I tend to make a fool of myself a lot.

I believe that when we live the Gospel we must be wiling to sacrifice and risk, and sometimes the price is embarrassment. We must not be too concerned about our image or consequences or what others think of us. We must be wiling to put ourselves out there, on the line, no matter the cost.

Ultimately, we must be detached and trust God because the actions that require courage- whether they are bold or subtle- are the ones that build up the reign of God. When we are fearless about being strange and different, we allow God to use us as an instrument. That’s when all sorts of transformations occur- for us and the larger community.

I knew the game of foursquare was going to be a giant gym-sized game with a great big exercise ball, totally unlike what I tried to play on the playground in elementary school.  This frightened me a bit.

The court I played on a few weeks ago was much different than this one. (Photo credit: http://www.pgpedia.com /f/four-square)

I have practically no athletic skills. In fact, I am quite uncoordinated and clumsy.  A group of students were putting together the faculty team and I figured that they asked me to participate to give the student team an advantage.

Naturally, I was a little freaked out.  I was very nervous and scared I would hurt myself and end up in the ER with a broken bone or something. Or worse, maybe I would hurt someone else. Was I really capable of doing this?

Then there were the rules. Despite multiple explanations, I didn’t understand the way the game worked. I basically entered the court clueless about what was happening; I only understood I needed to keep the ball out of the square I was in.

Why did I agree to this potentially humiliating task?  In a sense, because I knew that a “yes” to the invitation to participate was a kind of ritual of accepting approval and love of my students. I love my students and am so thankful for the moments when I feel loved by them. I wanted return the love. 

Once the game began, I started being surprised. I quickly found out that I was capable and that I enjoyed it! I discovered that I can be ambitious and not intimidated by a crowd of a few hundred students and adults I admire, and just let go and get into it. (When we are living the Gospel we also have to just let go and get into it!)
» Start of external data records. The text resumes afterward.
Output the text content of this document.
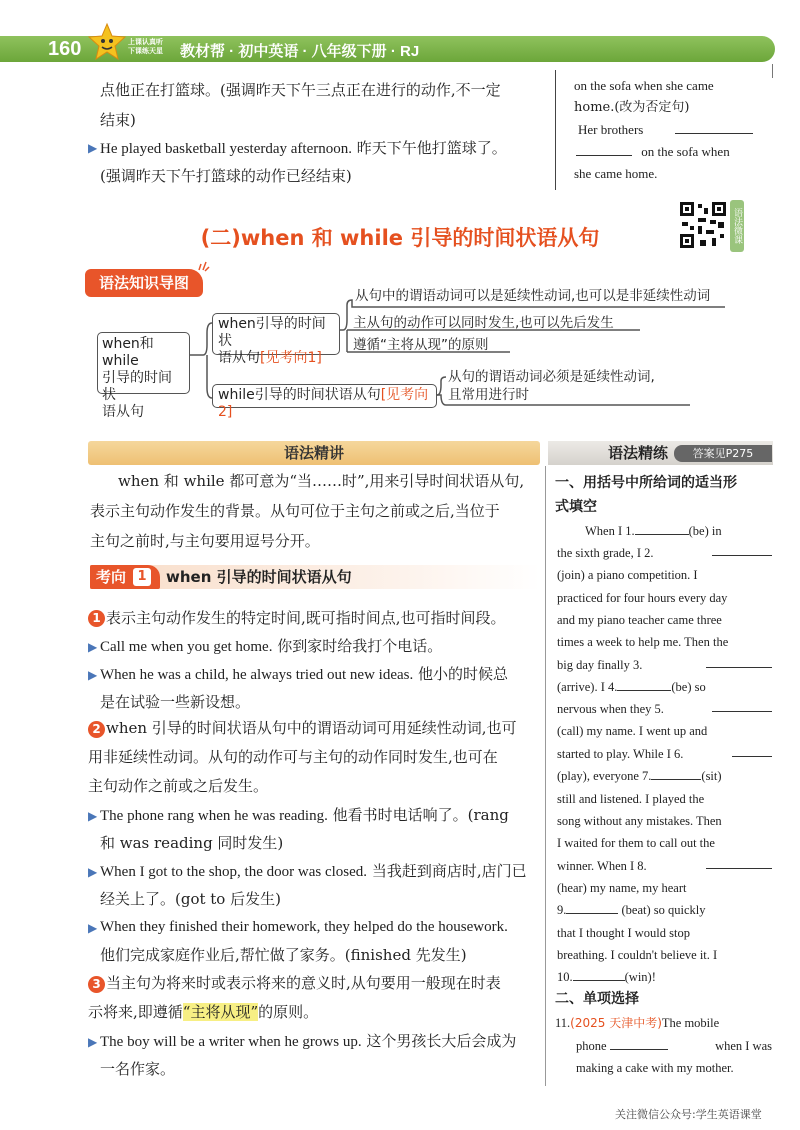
160	上课认真听
下课练天星	教材帮 · 初中英语 · 八年级下册 · RJ
点他正在打篮球。(强调昨天下午三点正在进行的动作,不一定
结束)
▶ He played basketball yesterday afternoon. 昨天下午他打篮球了。
(强调昨天下午打篮球的动作已经结束)
on the sofa when she came
home.(改为否定句)
Her brothers
on the sofa when
she came home.
(二)when 和 while 引导的时间状语从句	语法微课
语法知识导图
when和while
引导的时间状
语从句
when引导的时间状
语从句[见考向1]
while引导的时间状语从句[见考向2]
从句中的谓语动词可以是延续性动词,也可以是非延续性动词
主从句的动作可以同时发生,也可以先后发生
遵循“主将从现”的原则
从句的谓语动词必须是延续性动词,
且常用进行时
语法精讲	语法精练	答案见P275
when 和 while 都可意为“当……时”,用来引导时间状语从句,
表示主句动作发生的背景。从句可位于主句之前或之后,当位于
主句之前时,与主句要用逗号分开。
考向 1 when 引导的时间状语从句
1 表示主句动作发生的特定时间,既可指时间点,也可指时间段。
▶ Call me when you get home. 你到家时给我打个电话。
▶ When he was a child, he always tried out new ideas. 他小的时候总
是在试验一些新设想。
2 when 引导的时间状语从句中的谓语动词可用延续性动词,也可
用非延续性动词。从句的动作可与主句的动作同时发生,也可在
主句动作之前或之后发生。
▶ The phone rang when he was reading. 他看书时电话响了。(rang
和 was reading 同时发生)
▶ When I got to the shop, the door was closed. 当我赶到商店时,店门已
经关上了。(got to 后发生)
▶ When they finished their homework, they helped do the housework.
他们完成家庭作业后,帮忙做了家务。(finished 先发生)
3 当主句为将来时或表示将来的意义时,从句要用一般现在时表
示将来,即遵循“主将从现”的原则。
▶ The boy will be a writer when he grows up. 这个男孩长大后会成为
一名作家。
一、用括号中所给词的适当形
式填空
When I 1.	(be) in
the sixth grade, I 2.
(join) a piano competition. I
practiced for four hours every day
and my piano teacher came three
times a week to help me. Then the
big day finally 3.
(arrive). I 4.	(be) so
nervous when they 5.
(call) my name. I went up and
started to play. While I 6.
(play), everyone 7.	(sit)
still and listened. I played the
song without any mistakes. Then
I waited for them to call out the
winner. When I 8.
(hear) my name, my heart
9.	(beat) so quickly
that I thought I would stop
breathing. I couldn't believe it. I
10.	(win)!
二、单项选择
11.(2025 天津中考)The mobile
phone	when I was
making a cake with my mother.
关注微信公众号:学生英语课堂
Transformations were happening all over the place. I was personally surprised and transformed as I discovered that I could play the game well. I found myself having several “dumb luck” moments;  I would hit the ball and the crowd would cheer and I didn’t understand why. Basically every time I had success, I shared a gift and heard joy erupt from the crowd: a communal transformation.

In the end, I was very surprised that I could actually play well and I enjoyed playing, too. I was thrilled that my participation brought joy to others and built up the school community. And, it felt great to go around the school building afterward and hear “great job in foursquare Sister! Wow, you’re really good!” Ha!

I guess we never know what God might do with us when we say yes to love, to community, and to making fools of ourselves. In this case and many others, I’ve learned that we just might end up being transformed. Amen!

  1. Thanks for this reminder! Whenever I have to instruct a group of people, I worry that every one of them will just find fault with me. And then I realized, well that’s okay. Just do my best and leave it at that. And this affirms it just in time for this weekend. I have no idea how you do it daily. HA. but you’re awesome.